Certains prénoms sont parfois plus faciles à porter que d'autres. Les Kévin font souvent l'objet de moqueries, ou de stéréotypes, de la cour de récréation jusqu'au bureau, des décennies plus tard. France Télévisions a souhaité leur donner la parole.

Ce texte correspond à une partie de la retranscription du reportage ci-dessus. Cliquez sur la vidéo pour la regarder dans son intégralité.


À la naissance, le prénom, c'est un peu la loterie. Un tirage au sort qui fait des heureux, et parfois des déçus. Mais parmi tous les choix, un prénom concentre à lui seul toutes les railleries : Kévin. Il peut être vu comme "le boss illettré, qui porte un jogging et qui ne sait pas parler", ou bien "l'enfant turbulent, le dernier de la classe, le cancre, celui qui pourrit le cours". Car qui mieux que des Kévin pour décrypter ces stéréotypes ? Nous en avons invité quatre : photographe, enseignant, documentariste et directeur d'association. Tous nés dans les années 80-90, ils racontent les moqueries répétées.

"Pour draguer des filles, je ne disais jamais que je m'appelais Kévin. Et effectivement, parfois, quand je disais la vérité, il y avait quand même cette déception", raconte Kévin Lebeurre, directeur d'une association sportive.

"Je suis enseignant, j'ai eu plein de collègues, alors souvent bien intentionnés, qui m'ont dit : des Kévin, j'en ai eu plein, mais la plupart, ils ont fini en prison, ils n'ont pas fini prof. Au début, on sourit, puis après, on se dit : mais ça veut dire quoi, en fait ? Ça veut dire que je n'ai pas ma place ici ?", confie à son tour, Kévin Bouillot, professeur d'Histoire. "À partir du moment où moi, dès que je me présente dans un cadre professionnel ou personnel et que j'ai une petite honte en donnant mon prénom, c'est qu'il y a un souci", ajoute Kévin Ingrez, photographe.

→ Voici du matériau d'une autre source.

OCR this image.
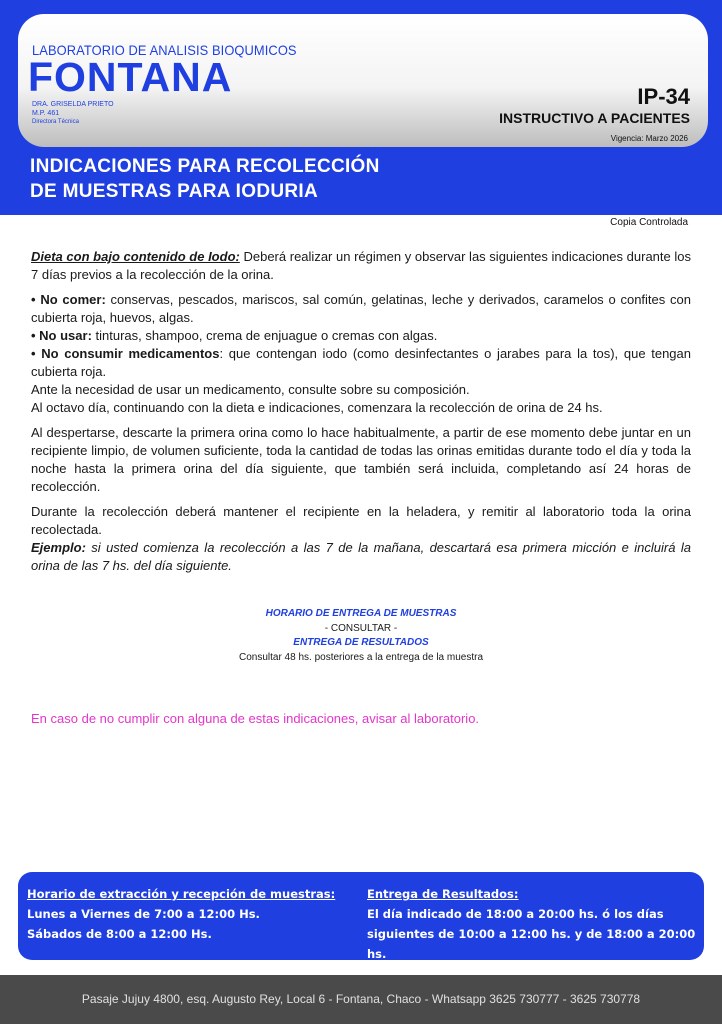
LABORATORIO DE ANALISIS BIOQUMICOS
FONTANA
DRA. GRISELDA PRIETO
M.P. 461
Directora Técnica
IP-34
INSTRUCTIVO A PACIENTES
Vigencia: Marzo 2026
INDICACIONES PARA RECOLECCIÓN
DE MUESTRAS PARA IODURIA
Copia Controlada

Dieta con bajo contenido de Iodo: Deberá realizar un régimen y observar las siguientes indicaciones durante los 7 días previos a la recolección de la orina.

• No comer: conservas, pescados, mariscos, sal común, gelatinas, leche y derivados, caramelos o confites con cubierta roja, huevos, algas.

• No usar: tinturas, shampoo, crema de enjuague o cremas con algas.

• No consumir medicamentos: que contengan iodo (como desinfectantes o jarabes para la tos), que tengan cubierta roja.

Ante la necesidad de usar un medicamento, consulte sobre su composición.

Al octavo día, continuando con la dieta e indicaciones, comenzara la recolección de orina de 24 hs.

Al despertarse, descarte la primera orina como lo hace habitualmente, a partir de ese momento debe juntar en un recipiente limpio, de volumen suficiente, toda la cantidad de todas las orinas emitidas durante todo el día y toda la noche hasta la primera orina del día siguiente, que también será incluida, completando así 24 horas de recolección.

Durante la recolección deberá mantener el recipiente en la heladera, y remitir al laboratorio toda la orina recolectada.

Ejemplo: si usted comienza la recolección a las 7 de la mañana, descartará esa primera micción e incluirá la orina de las 7 hs. del día siguiente.

HORARIO DE ENTREGA DE MUESTRAS
- CONSULTAR -
ENTREGA DE RESULTADOS
Consultar 48 hs. posteriores a la entrega de la muestra
En caso de no cumplir con alguna de estas indicaciones, avisar al laboratorio.
Horario de extracción y recepción de muestras:
Lunes a Viernes de 7:00 a 12:00 Hs.
Sábados de 8:00 a 12:00 Hs.
Entrega de Resultados:
El día indicado de 18:00 a 20:00 hs. ó los días
siguientes de 10:00 a 12:00 hs. y de 18:00 a 20:00 hs.
Pasaje Jujuy 4800, esq. Augusto Rey, Local 6 - Fontana, Chaco - Whatsapp 3625 730777 - 3625 730778
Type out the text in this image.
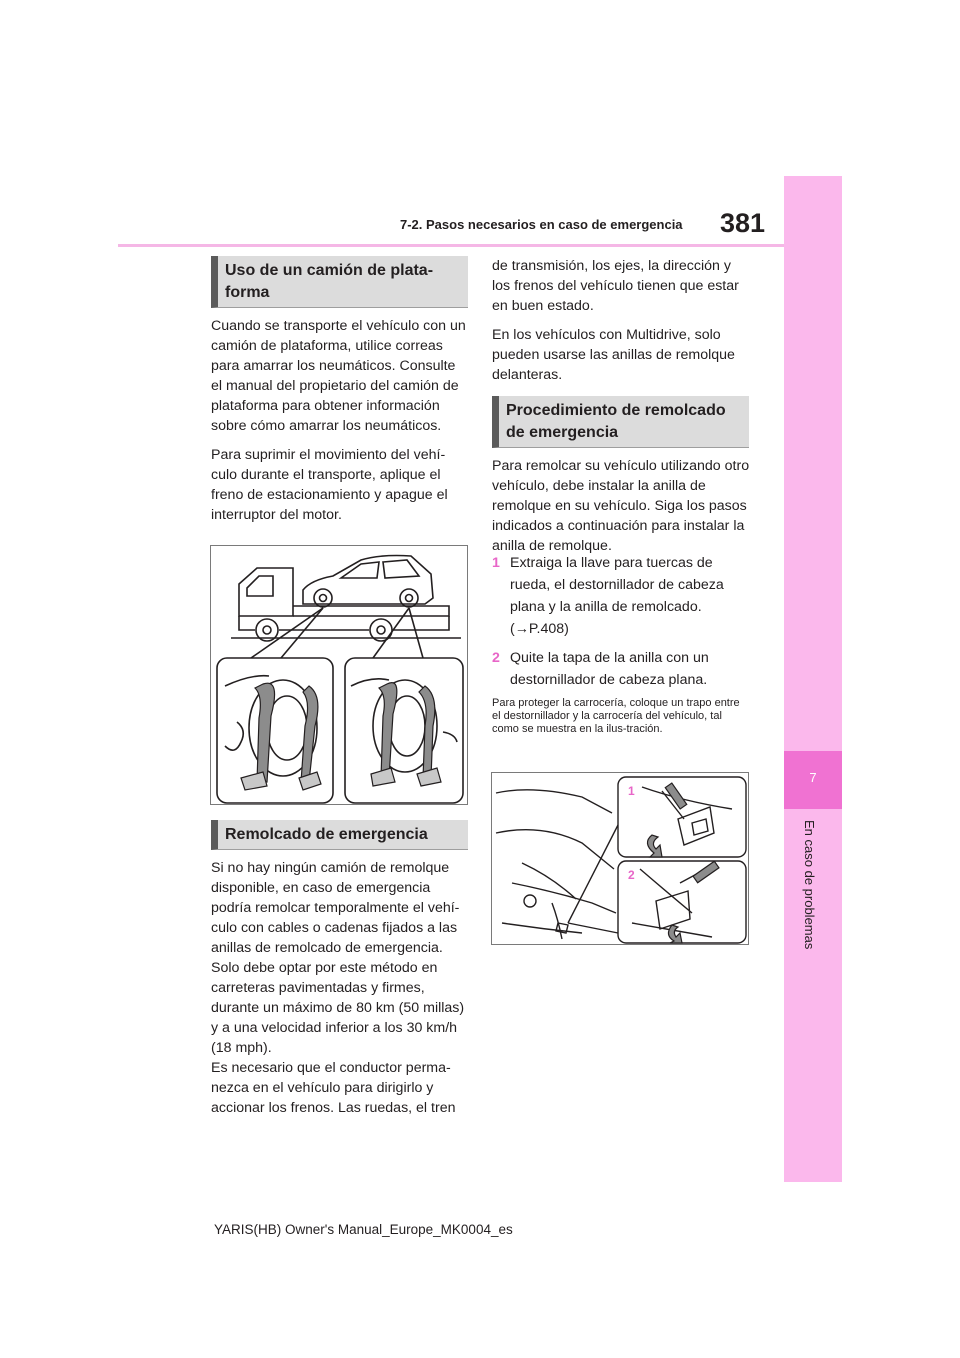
7-2. Pasos necesarios en caso de emergencia 381
7
En caso de problemas
Uso de un camión de plata-
forma

Cuando se transporte el vehículo con un camión de plataforma, utilice correas para amarrar los neumáticos. Consulte el manual del propietario del camión de plataforma para obtener información sobre cómo amarrar los neumáticos.

Para suprimir el movimiento del vehí-culo durante el transporte, aplique el freno de estacionamiento y apague el interruptor del motor.

Remolcado de emergencia
Si no hay ningún camión de remolque disponible, en caso de emergencia podría remolcar temporalmente el vehí-culo con cables o cadenas fijados a las anillas de remolcado de emergencia. Solo debe optar por este método en carreteras pavimentadas y firmes, durante un máximo de 80 km (50 millas) y a una velocidad inferior a los 30 km/h (18 mph).
Es necesario que el conductor perma-nezca en el vehículo para dirigirlo y accionar los frenos. Las ruedas, el tren

de transmisión, los ejes, la dirección y los frenos del vehículo tienen que estar en buen estado.

En los vehículos con Multidrive, solo pueden usarse las anillas de remolque delanteras.

Procedimiento de remolcado de emergencia
Para remolcar su vehículo utilizando otro vehículo, debe instalar la anilla de remolque en su vehículo. Siga los pasos indicados a continuación para instalar la anilla de remolque.
1 Extraiga la llave para tuercas de rueda, el destornillador de cabeza plana y la anilla de remolcado. (→P.408)
2 Quite la tapa de la anilla con un destornillador de cabeza plana.
Para proteger la carrocería, coloque un trapo entre el destornillador y la carrocería del vehículo, tal como se muestra en la ilus-tración.
1
2
YARIS(HB) Owner's Manual_Europe_MK0004_es
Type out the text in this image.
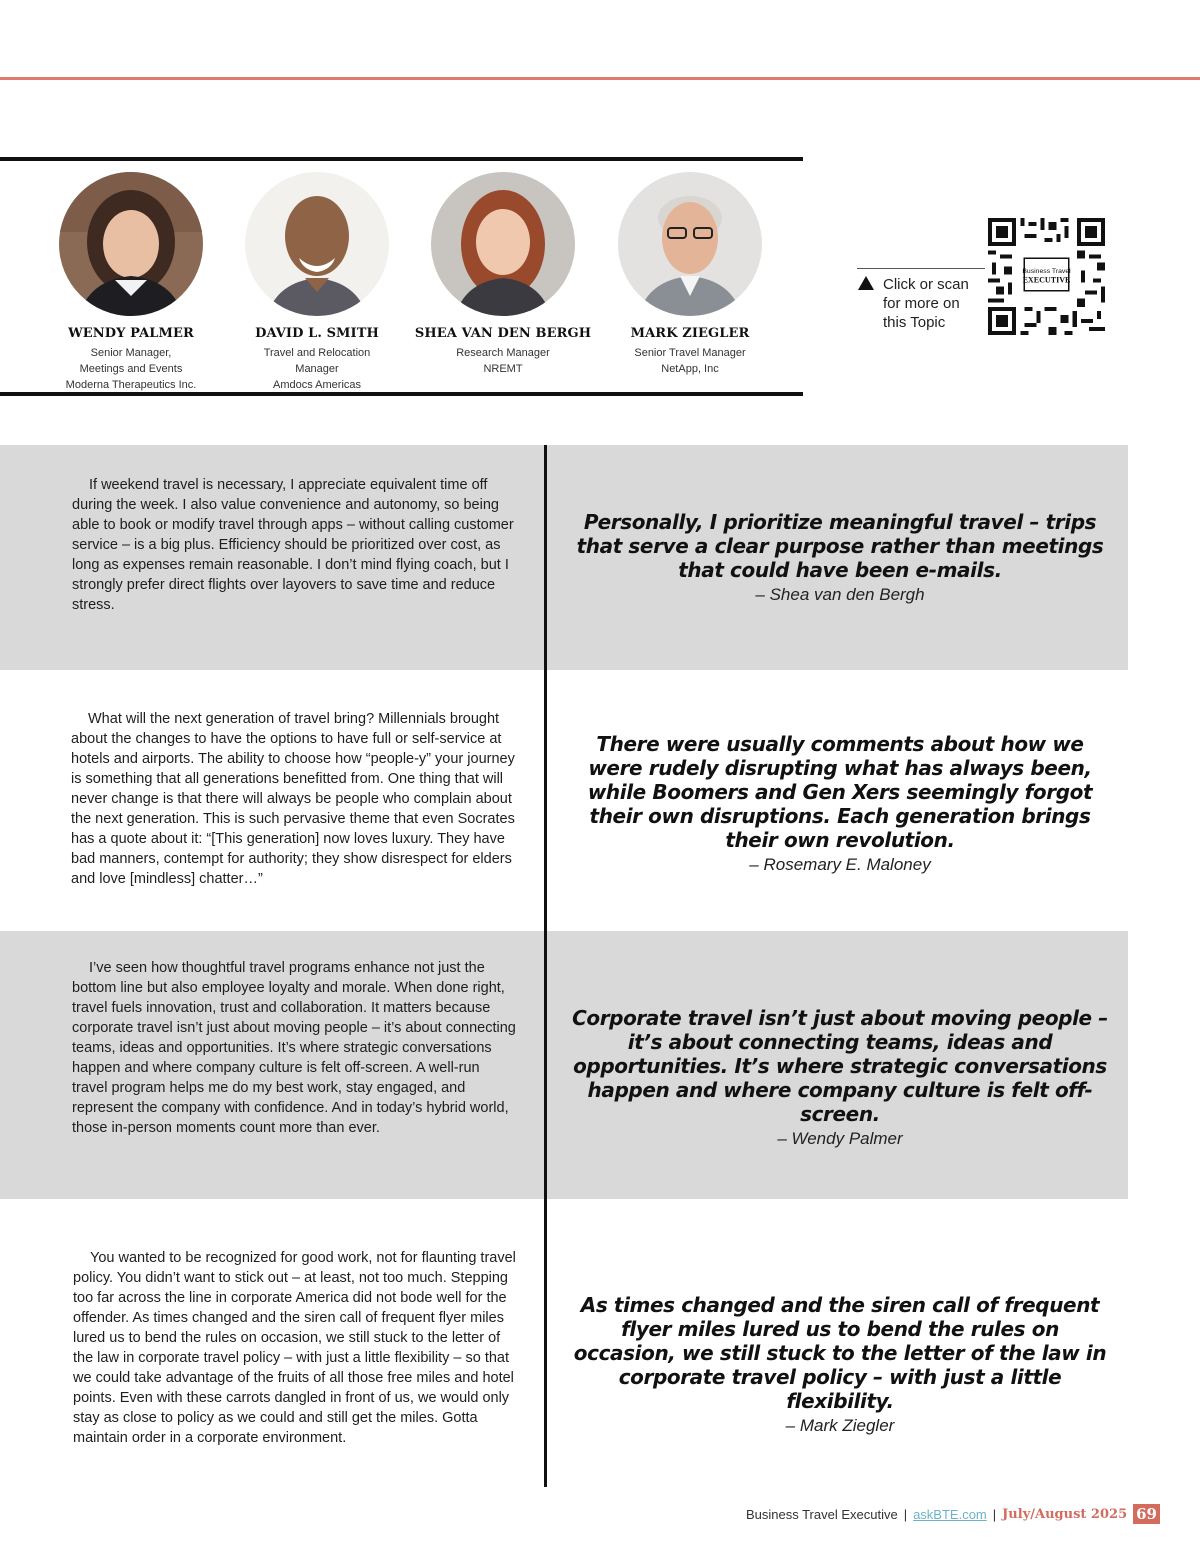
WENDY PALMER
Senior Manager,
Meetings and Events
Moderna Therapeutics Inc.
DAVID L. SMITH
Travel and Relocation
Manager
Amdocs Americas
SHEA VAN DEN BERGH
Research Manager
NREMT
MARK ZIEGLER
Senior Travel Manager
NetApp, Inc
Click or scan
for more on
this Topic
Business Travel
EXECUTIVE

If weekend travel is necessary, I appreciate equivalent time off during the week. I also value convenience and autonomy, so being able to book or modify travel through apps – without calling customer service – is a big plus. Efficiency should be prioritized over cost, as long as expenses remain reasonable. I don’t mind flying coach, but I strongly prefer direct flights over layovers to save time and reduce stress.

Personally, I prioritize meaningful travel – trips that serve a clear purpose rather than meetings that could have been e-mails.
– Shea van den Bergh

What will the next generation of travel bring? Millennials brought about the changes to have the options to have full or self-service at hotels and airports. The ability to choose how “people-y” your journey is something that all generations benefitted from. One thing that will never change is that there will always be people who complain about the next generation. This is such pervasive theme that even Socrates has a quote about it: “[This generation] now loves luxury. They have bad manners, contempt for authority; they show disrespect for elders and love [mindless] chatter…”

There were usually comments about how we were rudely disrupting what has always been, while Boomers and Gen Xers seemingly forgot their own disruptions. Each generation brings their own revolution.
– Rosemary E. Maloney

I’ve seen how thoughtful travel programs enhance not just the bottom line but also employee loyalty and morale. When done right, travel fuels innovation, trust and collaboration. It matters because corporate travel isn’t just about moving people – it’s about connecting teams, ideas and opportunities. It’s where strategic conversations happen and where company culture is felt off-screen. A well-run travel program helps me do my best work, stay engaged, and represent the company with confidence. And in today’s hybrid world, those in-person moments count more than ever.

Corporate travel isn’t just about moving people – it’s about connecting teams, ideas and opportunities. It’s where strategic conversations happen and where company culture is felt off-screen.
– Wendy Palmer

You wanted to be recognized for good work, not for flaunting travel policy. You didn’t want to stick out – at least, not too much. Stepping too far across the line in corporate America did not bode well for the offender. As times changed and the siren call of frequent flyer miles lured us to bend the rules on occasion, we still stuck to the letter of the law in corporate travel policy – with just a little flexibility – so that we could take advantage of the fruits of all those free miles and hotel points. Even with these carrots dangled in front of us, we would only stay as close to policy as we could and still get the miles. Gotta maintain order in a corporate environment.

As times changed and the siren call of frequent flyer miles lured us to bend the rules on occasion, we still stuck to the letter of the law in corporate travel policy – with just a little flexibility.
– Mark Ziegler
Business Travel Executive | askBTE.com | July/August 2025 69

À l'origine, pourtant, en gaélique, "Caoimhin" signifie beau, doux, bel engendré. C'était plutôt bien parti. Et soudain, un certain Kevin Costner dans Danse avec les loups le rend culte. Mais aujourd'hui, tout a changé. Pourquoi un tel désamour ? Un sociologue des prénoms s'est penché sur cette question. Pour lui, il faut regarder les résultats scolaires. Seulement 6,8 % de mentions très bien au bac pour les Kévin, contre 19,8 % pour les Matthieu. Mais attention, le prénom Kévin n'influence pas les résultats, il reflète seulement le milieu social.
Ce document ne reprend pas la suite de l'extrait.